Time Capsule has everything within. The eloquent futuristic spoken word, electronic inquisitiveness and the incredible acoustic sounds created by the love for the music and the seriousness of the artform. The space and balance are evident throughout the album. ‘Soul Sisters’ features trumpeter Jimmy Owens and George Cables on electric piano with some nice organ touches by Weldon; it’s a perfect counterbalance for the more introspective tracks with a funk edged soul-jazz vibe, . Recording on his own label exacted much more freedom and authenticity than under the umbrella of a record company, although the reception from his first two albums did lead to some interesting future collaborations with both Strata East and RCA before Weldon’s hiatus in the late 1970s. it would have been interesting to hear more albums with labels like Strata East.
Spontaneous Interaction’ is a driving uptempo jazz fusion piece with Weldon Irvine’s harmonica like Melodica keyboard adding an emotive depth towards the interplay with Clint Houston bass and probing inventiveness of pianist George Cables. The electronic sound adds both a progressive and reflective essence to this futuristic composition.
‘Watergate—Don’t Bug Me!’ airs the commentary of the political activist sentiment which surrounded Weldon Irvine’s life. It’s a deep piece with a spoken word narrative bound for future minds. Drummer Lenny White and percussionists Tony Wiles and Napoleon Revels add weight and propulsion to this rocket-fuelled funk fusion track. It’s an important track for future generations listening in, looking for context or understanding.
‘Bananas’ is a superb instrumental funk jam with a tight groove that was faintly reminiscent of the Mizell Brothers. It’s only just over two minutes long but it’s another memorable piece from the album.
The title track is a soft word in the ear for future prosperity. A commentary on the music and a revealing position from within. The subjects of harmony, thoughts, feelings and vibrations, sealed with the word within the Time Capsule. The recitations by Weldon Irvine and Charlette Cook share a platform with subtle interplay from the keyboard which adds to the atmosphere and the message.
‘Deja Vu’ is one of the most popular vocal cuts from the album. The track headed Luv N’ Haight’s superb compilation from 1992 titled ‘Deja Vu’ alongside such tracks as ‘Sweetie Pie’ by Stone Alliance and ‘Can I Be our Squeeze’ by Chuck Carbo. It’s another buoyant composition which begins with a recitation from narrator Charlette Cook, whose voice seems perfect for the temperament throughout the album.
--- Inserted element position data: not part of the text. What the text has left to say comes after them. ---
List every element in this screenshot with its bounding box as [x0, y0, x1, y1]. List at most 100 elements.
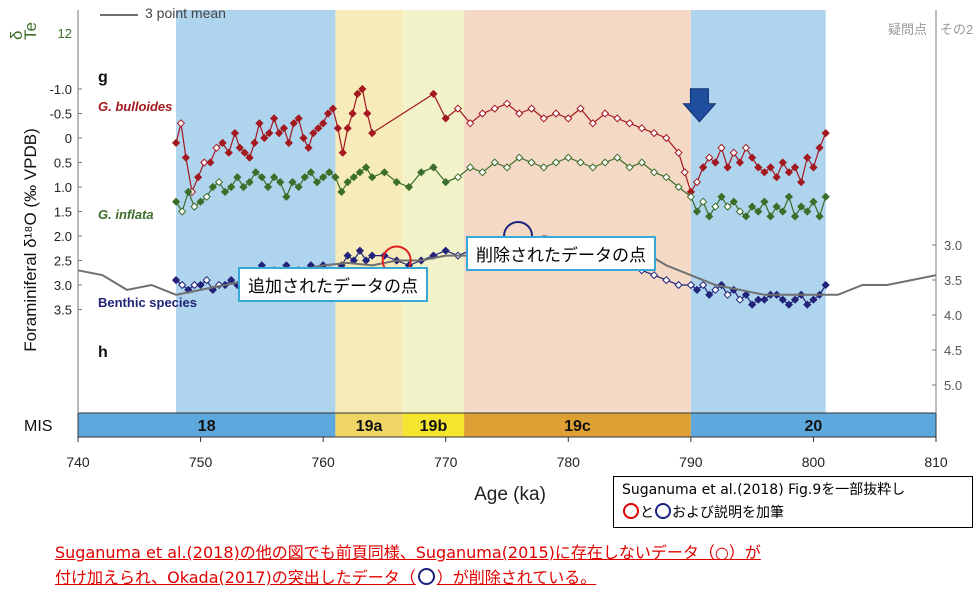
g-bulloides-point-24 — [299, 133, 308, 143]
y-tick-label--0.5: -0.5 — [50, 107, 72, 122]
down-arrow-icon — [682, 88, 717, 123]
g-bulloides-point-28 — [319, 119, 328, 128]
benthic-species-point-61 — [705, 290, 714, 299]
g-inflata-point-57 — [674, 182, 683, 192]
g-inflata-point-21 — [300, 173, 309, 182]
g-inflata-point-48 — [564, 153, 573, 162]
benthic-species-point-70 — [760, 295, 769, 304]
g-inflata-point-16 — [270, 173, 279, 182]
g-inflata-point-10 — [233, 173, 242, 182]
g-bulloides-point-48 — [539, 114, 548, 123]
g-bulloides-point-70 — [741, 143, 751, 152]
benthic-species-point-55 — [649, 271, 659, 280]
g-inflata-point-25 — [325, 168, 334, 177]
footnote-line-2a: 付け加えられ、Okada(2017)の突出したデータ（ — [55, 568, 416, 587]
g-bulloides-point-69 — [735, 158, 744, 167]
y-tick-label-0: 0 — [65, 131, 72, 146]
g-bulloides-point-52 — [588, 119, 597, 128]
g-inflata-point-63 — [717, 192, 726, 201]
g-inflata-point-19 — [288, 177, 297, 187]
benthic-species-point-5 — [202, 275, 211, 285]
g-bulloides-point-50 — [564, 114, 573, 123]
benthic-species-point-32 — [368, 251, 377, 260]
g-bulloides-point-55 — [625, 119, 634, 128]
g-bulloides-point-54 — [613, 114, 622, 123]
g-inflata-point-40 — [466, 163, 475, 172]
removed-points-callout: 削除されたデータの点 — [466, 236, 656, 271]
g-inflata-point-64 — [723, 202, 732, 211]
g-bulloides-point-44 — [490, 104, 499, 113]
g-bulloides-point-32 — [338, 148, 347, 157]
g-bulloides-point-29 — [323, 109, 333, 118]
benthic-species-point-38 — [441, 246, 450, 255]
g-inflata-point-54 — [637, 158, 646, 167]
g-inflata-point-69 — [754, 207, 763, 216]
mis-band-19c — [464, 413, 691, 437]
mis-label: MIS — [24, 418, 52, 435]
g-inflata-point-15 — [263, 182, 273, 192]
footnote-line-2: 付け加えられ、Okada(2017)の突出したデータ（ ）が削除されている。 — [55, 565, 761, 590]
g-inflata-point-60 — [699, 197, 708, 206]
g-bulloides-point-6 — [206, 158, 215, 167]
mis-band-label-20: 20 — [805, 418, 823, 435]
g-inflata-point-59 — [692, 207, 702, 216]
added-points-callout-text: 追加されたデータの点 — [248, 277, 418, 297]
x-tick-label-790: 790 — [679, 454, 703, 470]
g-bulloides-point-58 — [662, 133, 671, 143]
g-inflata-point-66 — [735, 207, 744, 216]
benthic-species-point-66 — [735, 295, 744, 304]
x-tick-label-800: 800 — [802, 454, 826, 470]
added-points-callout: 追加されたデータの点 — [238, 267, 428, 302]
blue-circle-icon — [655, 503, 671, 519]
g-bulloides-point-82 — [815, 143, 824, 152]
g-inflata-point-26 — [331, 173, 340, 182]
g-inflata-point-35 — [404, 182, 414, 192]
mis-band-18 — [78, 413, 336, 437]
g-bulloides-point-14 — [250, 138, 259, 148]
g-bulloides-point-47 — [527, 104, 536, 113]
mis-band-label-19b: 19b — [420, 418, 448, 435]
shaded-interval-0 — [176, 10, 336, 413]
g-bulloides-point-63 — [699, 163, 708, 172]
g-bulloides-point-46 — [515, 109, 524, 118]
g-bulloides-point-13 — [245, 153, 254, 162]
g-bulloides-point-65 — [711, 158, 720, 167]
g-inflata-point-73 — [778, 207, 787, 216]
g-bulloides-point-83 — [821, 128, 830, 138]
g-inflata-point-72 — [772, 202, 781, 211]
g-inflata-point-24 — [319, 173, 328, 182]
g-inflata-point-78 — [809, 197, 818, 206]
x-tick-label-770: 770 — [434, 454, 458, 470]
g-inflata-point-18 — [282, 192, 291, 201]
g-bulloides-point-40 — [441, 114, 450, 123]
benthic-species-point-78 — [809, 295, 818, 304]
y-tick-label-2.5: 2.5 — [54, 254, 72, 269]
g-inflata-point-51 — [600, 158, 610, 167]
g-bulloides-point-42 — [466, 119, 475, 128]
g-inflata-point-30 — [355, 168, 365, 177]
g-bulloides-point-33 — [343, 124, 352, 133]
g-bulloides-point-30 — [328, 104, 338, 113]
g-inflata-point-49 — [576, 158, 585, 167]
benthic-species-point-1 — [178, 280, 187, 290]
g-bulloides-point-81 — [809, 163, 818, 172]
g-bulloides-point-49 — [551, 109, 561, 118]
g-bulloides-point-77 — [784, 168, 794, 177]
g-inflata-point-4 — [196, 197, 205, 206]
y-right-tick-label-4.0: 4.0 — [944, 308, 962, 323]
benthic-species-point-63 — [717, 280, 726, 290]
y-tick-label-1.5: 1.5 — [54, 205, 72, 220]
g-inflata-point-34 — [392, 177, 401, 187]
g-bulloides-point-59 — [674, 148, 683, 157]
series-label-g-inflata: G. inflata — [98, 207, 154, 222]
g-inflata-point-12 — [245, 177, 254, 187]
g-bulloides-point-25 — [304, 143, 313, 152]
g-inflata-point-11 — [239, 182, 248, 192]
g-inflata-point-58 — [686, 192, 695, 201]
y-right-tick-label-5.0: 5.0 — [944, 378, 962, 393]
g-bulloides-point-20 — [279, 124, 289, 133]
g-inflata-point-79 — [815, 212, 824, 221]
g-inflata-point-9 — [227, 182, 236, 192]
g-inflata-point-6 — [208, 182, 217, 192]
Vocalist Emerson Cain features alongside the voice of Weldon Irvine as they both lead the track towards a juncture where it opens up into a mid-tempo jam fronted by Flugelhorn players Jimmy Owens and Preston Williams. It’s the longest track on the album and this adds room for all the musicians to stretch out with some really warm inventive solos. The track features bassist Alex Blake who played alongside many great musicians including Sun Ra and Randy Weston.
The album has a soulful modality that is never constrained or predictable and seems to be one of those albums which has many layers. It’s a fantastic indie release that has all the elements and it remains one of those timeless recordings that you can always revisit.
Previous to the recording of ‘Time Capsule’ Weldon Irvine featured on albums by Nina Simone, Richard Groove and Freddie Hubbard. A later fascinating connection appeared through his contribution towards LTJ Bukem’s label Good Looking Records with contributions on Big Bud’s album and the Earth 5 compilation. His contribution spanned decades with a timeless appeal and many of his written tracks featured on pivotal compilations such as ‘London Jazz Classics’ and the ‘Rare’ series back in 1987
A stone-cold classic remastered and reissued by the Pure Pleasure record label.